Ceres, on behalf of institutional investors representing nearly $2 trillion in assets under management, sent a letter to the SEC on April 17, 2015, requesting that the agency scrutinize the lack of “carbon asset risk” disclosure in oil and gas company filings. The letter defines “carbon asset risk” broadly to include risks associated with capital expenditures on high cost/carbon intensive oil and gas exploration projects, government efforts to limit carbon emissions and the possibility of reduced global demand for oil as early as 2020. Ceres claims that carbon asset risks are material “known trends” requiring disclosure under SEC rules. The New York State Office of the State Comptroller and the New York City Office of the Comptroller simultaneously sent a letter to the SEC in support of Ceres’ request.
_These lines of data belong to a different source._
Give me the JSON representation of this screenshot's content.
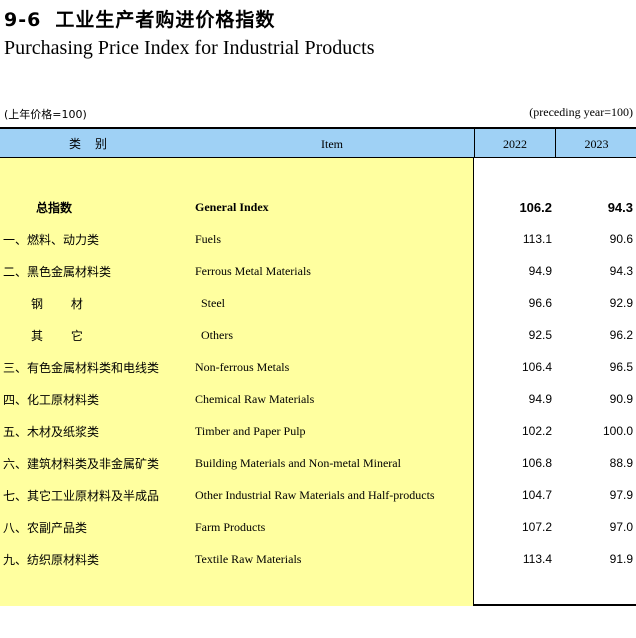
{
  "title": {
    "number": "9-6",
    "cn": "工业生产者购进价格指数",
    "en": "Purchasing Price Index for Industrial Products"
  },
  "unit": {
    "cn": "(上年价格=100)",
    "en": "(preceding year=100)"
  },
  "header": {
    "category": "类别",
    "item": "Item",
    "year1": "2022",
    "year2": "2023"
  },
  "rows": [
    {
      "cn": "总指数",
      "en": "General Index",
      "v2022": "106.2",
      "v2023": "94.3"
    },
    {
      "cn": "一、燃料、动力类",
      "en": "Fuels",
      "v2022": "113.1",
      "v2023": "90.6"
    },
    {
      "cn": "二、黑色金属材料类",
      "en": "Ferrous Metal Materials",
      "v2022": "94.9",
      "v2023": "94.3"
    },
    {
      "cn": "钢 材",
      "en": "Steel",
      "v2022": "96.6",
      "v2023": "92.9"
    },
    {
      "cn": "其 它",
      "en": "Others",
      "v2022": "92.5",
      "v2023": "96.2"
    },
    {
      "cn": "三、有色金属材料类和电线类",
      "en": "Non-ferrous Metals",
      "v2022": "106.4",
      "v2023": "96.5"
    },
    {
      "cn": "四、化工原材料类",
      "en": "Chemical Raw Materials",
      "v2022": "94.9",
      "v2023": "90.9"
    },
    {
      "cn": "五、木材及纸浆类",
      "en": "Timber and Paper Pulp",
      "v2022": "102.2",
      "v2023": "100.0"
    },
    {
      "cn": "六、建筑材料类及非金属矿类",
      "en": "Building Materials and Non-metal Mineral",
      "v2022": "106.8",
      "v2023": "88.9"
    },
    {
      "cn": "七、其它工业原材料及半成品",
      "en": "Other Industrial Raw Materials and Half-products",
      "v2022": "104.7",
      "v2023": "97.9"
    },
    {
      "cn": "八、农副产品类",
      "en": "Farm Products",
      "v2022": "107.2",
      "v2023": "97.0"
    },
    {
      "cn": "九、纺织原材料类",
      "en": "Textile Raw Materials",
      "v2022": "113.4",
      "v2023": "91.9"
    }
  ]
}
These letters are yet another attempt to require oil and gas companies to provide better climate risk disclosure. Prior efforts included letters issued directly to oil and gas companies and a Ceres report directing the SEC to issue more climate change-related comment letters. (See our October 2013 and February 2014 summaries for more information.) The New York and Ceres SEC letters come at a time when many oil and gas companies are grappling with “carbon asset risk” shareholder proposals filed during this 2015 proxy season. In the recent past, the SEC has issued relatively few comments on climate disclosure. The success of this campaign hinges on whether the SEC will agree that carbon asset risk disclosure is material and/or is disclosure that mainstream investors require.